Kendisini çoğunlukla sakatlık alanının bir parçası olarak gören sakat birey -ki
bazı durumlarda bunu kabul bile edememektedir- kendi dışındaki alan ile
ilişkilerini doğru tarzda algılayamamaktadır. Alanın içinde bir yerde duruyor
olmasına rağmen, kendisini kurguladığı dünyanın merkezine koyan öznelliği
içinde, dış dünya ile ve onun gerçekleriyle yüzleşmekten kaçınmaktadır.

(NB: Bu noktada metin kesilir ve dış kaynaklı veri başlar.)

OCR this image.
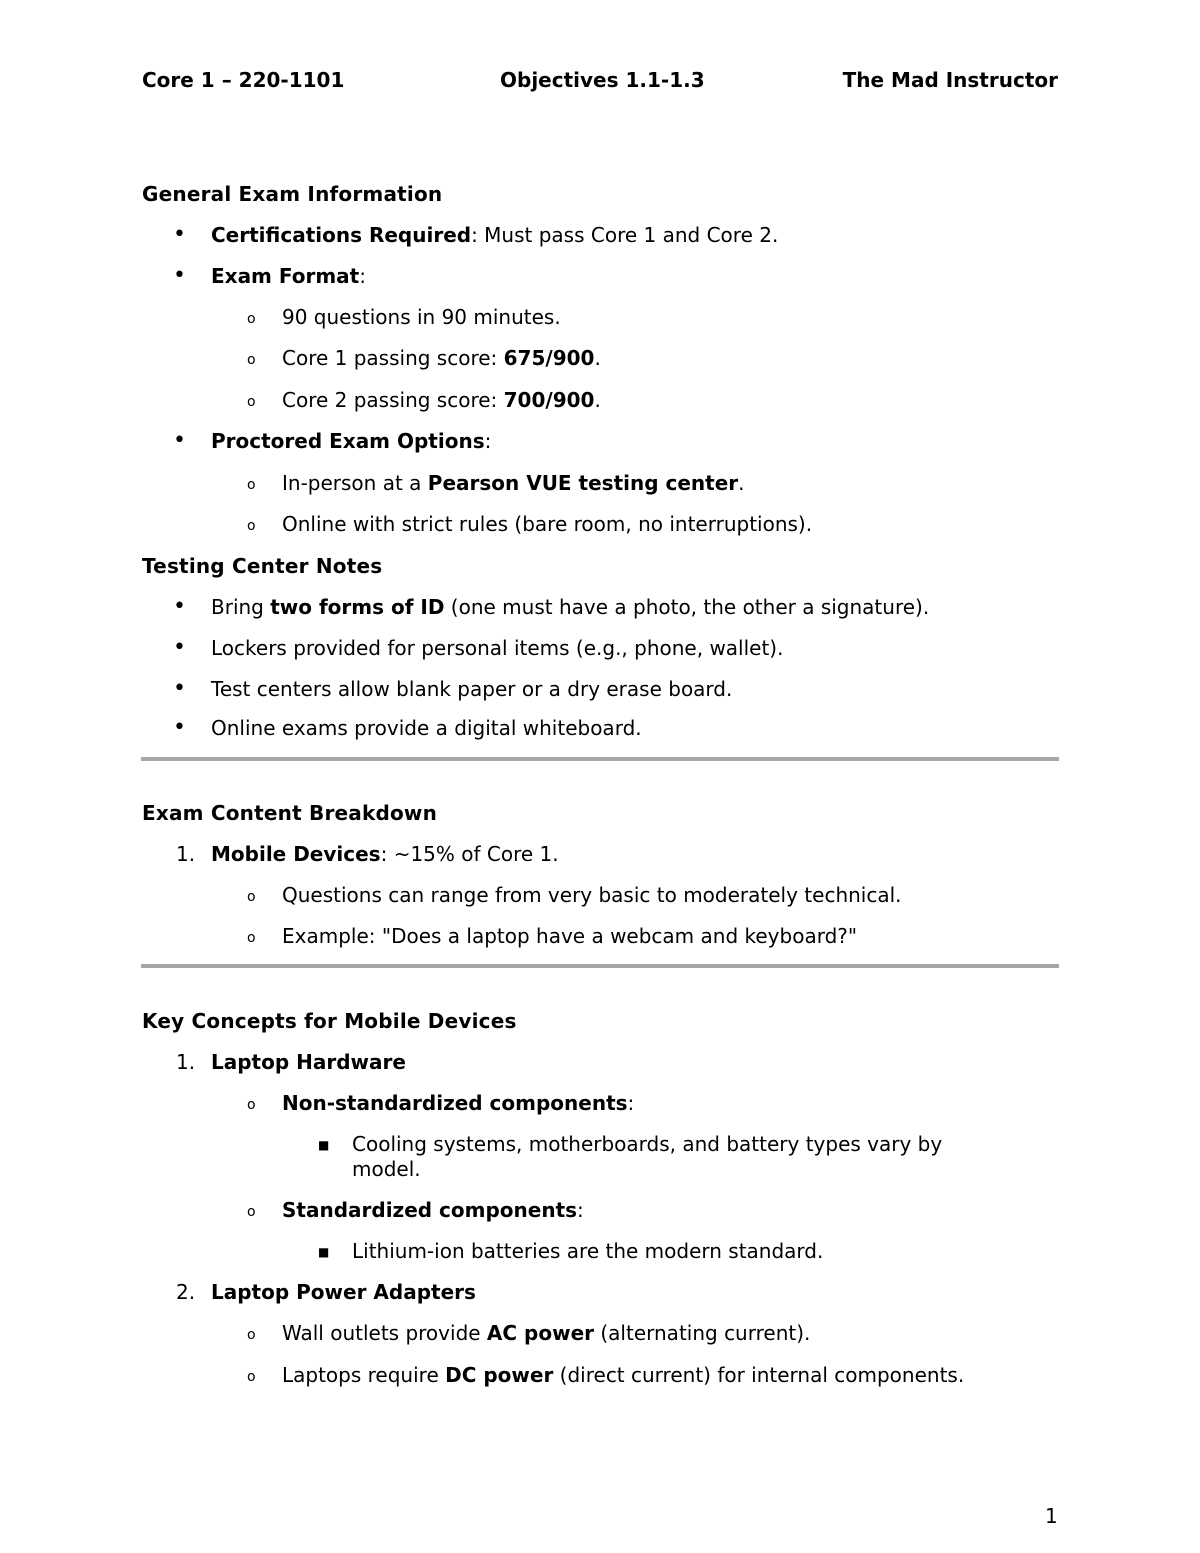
Core 1 – 220-1101	Objectives 1.1-1.3	The Mad Instructor
General Exam Information
• Certifications Required: Must pass Core 1 and Core 2.
• Exam Format:
o 90 questions in 90 minutes.
o Core 1 passing score: 675/900.
o Core 2 passing score: 700/900.
• Proctored Exam Options:
o In-person at a Pearson VUE testing center.
o Online with strict rules (bare room, no interruptions).
Testing Center Notes
• Bring two forms of ID (one must have a photo, the other a signature).
• Lockers provided for personal items (e.g., phone, wallet).
• Test centers allow blank paper or a dry erase board.
• Online exams provide a digital whiteboard.
Exam Content Breakdown
1. Mobile Devices: ~15% of Core 1.
o Questions can range from very basic to moderately technical.
o Example: "Does a laptop have a webcam and keyboard?"
Key Concepts for Mobile Devices
1. Laptop Hardware
o Non-standardized components:
■ Cooling systems, motherboards, and battery types vary by
model.
o Standardized components:
■ Lithium-ion batteries are the modern standard.
2. Laptop Power Adapters
o Wall outlets provide AC power (alternating current).
o Laptops require DC power (direct current) for internal components.
1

Yanıtlarını, oluşturduğu durumun içselleştirmesi üzerinden vermekte; öngörü,
talep ve beklentilerini, bu kurguladığı dünyanın yanılgıları ve yanılsamaları
ekseninde oluşturmaktadır. Bu öznel duruşlarla özdeşleştiği bir düzlemde elde
edilen verilerin de gerçeği yansıtmayacağı açıktır. Bu sapmanın sadece
sakatlara ilişkin bir durum olduğunu düşünmek de yanlıştır. Sorunun diğer
aktörleri de benzer yanılgılara sahiptir. Sakatlık sorunuyla ilgili gibi
görünen resmi kurumlar, sendikalar, sivil toplum örgütleri vb. de sakatlık
alanını tanımamakta, konuyla ilgili yeterli bilgiye sahip olmamakta, geleneksel
ön yargıların yarattığı ortamda, sahip olduklarını düşündükleri bilgi
düzeyleriyle yargılarda bulunmakta, ortalama fikirler temelinde kesin görüşler
ifade etmektedirler.
Bu çalışma, alanın dışında durmaya çalışan bir gözlemcinin -bu her
zaman mümkün olmasa da- zaman fonksiyonunu esas alarak, tarihsel dönemler
boyunca, kendi yükseliş ve düşüşleri içinde, birbirinin içinden çıkan, hem
kendisini hem de karşıtını üreten bir gerçekliğin, sakatlık olgusunun
“hayırseverlik” izleği üzerinden kavranmasını bir deneme çabasıdır. Kapitalizmin
kendini yeniden üretme mekanizmasının merkezinde yer alan “herkesin bütün
nimetlerden faydalanacağı” savında sözü geçen nimetlerden sakatların payına
sadece “hayırseverlik” başka bir deyişle sadaka düşmektedir. Buradan hareketle,
tarih boyunca var olan üretim tarzlarının, kutsal metinlerdeki düşünce
kalıplarıyla nasıl örtüştüğünü açıklamaya çalışacağız.